I love the patterns in the sand and rocks!

I'm following from The Apel's, Cookie Art and Milking the Issue. They are all my blogs.

Jo said...

what a wonderful post ... i had so much fun enhancing my knowledge of zen gardens ... and zen gardens are so calming ... so peaceful. thank you for this wonderful post!

Mumsy said...

The patterns are beautiful, and it's fascinating to see..

Busy Buzzer said...

We will be starting our first official year of homeschooling here in a few weeks, so I'm sure your blog will interest me! Beautiful zen garden by the way - and great that you can have a mini one!! Thanks for linking up on Following Friday! I'm following you! Hope you can buzz by my blog soon!!

Buzzing the Day Away

Rachel said...

Thanks for the follow, I'm following you back. I LOVE your blog, glad to see another Catholic blogger!

Frugal For My Friends.

Cheryl D. said...

What beautiful zen gardens!

Housewife Eclectic said...

I actually didn't know much about these. I really like the idea of them!

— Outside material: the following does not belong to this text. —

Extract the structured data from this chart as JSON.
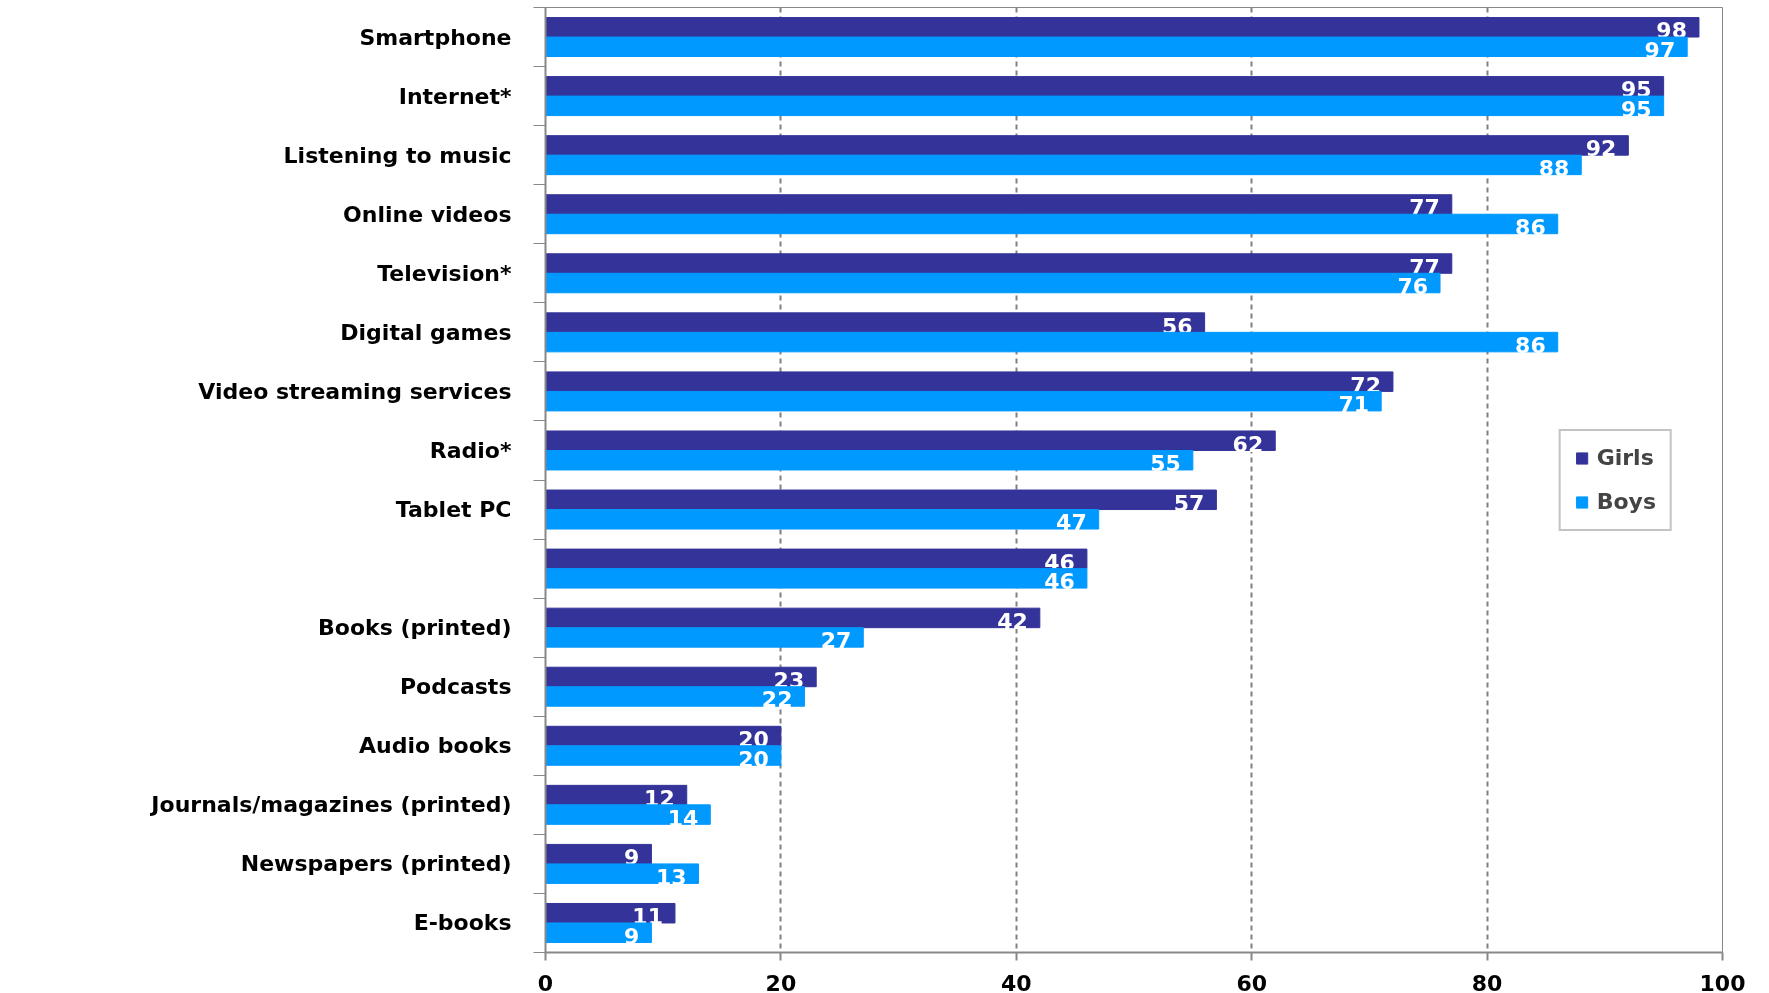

Thanks for the follow! I am returning it now. Come over and add your blog to the Housewife Eclectic Blogshare Community, to find new blogs and get new readers!

A 2 Z said...

Hi Sweetums,

Thanks for the lovely comment on my blog. Your post was so interesting. I also visited Japan and would like to go back one day. Have a blessed weekend.


Holly said...

I enjoyed reading your post!

Thanks for the lovely comment on my blog. I'm following you back now.

H said...

What an informative post! I knew very little about Zen gardens, but now I want a small Zen space of my own. The simplicity and order are so beautiful.

H said...

What an informative post! I found it fascinating. I knew very little about Zen gardens before, but now I would like a little Zen space all of my own! Great photos too :)

Paula@One Mom's Corner of the World said...

This is really cool! Thank you for visiting my blog and following! I'm following you back.

Katie @ On the Banks of Squaw Creek said...

Those are so beautiful! I think a mini one would be really neat to have in my classroom.

Sarah said...

Interesting post! It felt zen like just reading through these one. ~ Sarah

Christy said...

beautiful gardens...beautiful post

Life Is A SandCastle said...

Always interested in different gardens. Nice to meet you!

Jenny said...

What a peaceful, calm and lovely stop on our little journey through Alphabe-Thursday's letter "Z".

Thank you for this.

Just looking at the pictures felt like a small vacation.

I appreciate you linking up this week and for adding your own particular brand of joy to this meme.

Thank you.


Anonymous said...

Thanks for the post! Very informative, and it gives plenty of food for thought about contemplation/meditation.


Charla @ Healthy Home Blog said...

Beautiful garden!
Glad you stopped by Friendly Friday. Sorry I'm so late getting back with you. We've been busy with relatives.
I'm following you now on Google Friend Connect. :)

Natasha said...

Wow, this was a very beautiful post. Thank you for the virtual tour and excellent lessons on Zen gardening. I have always admired Japanese gardens but I love them even more now!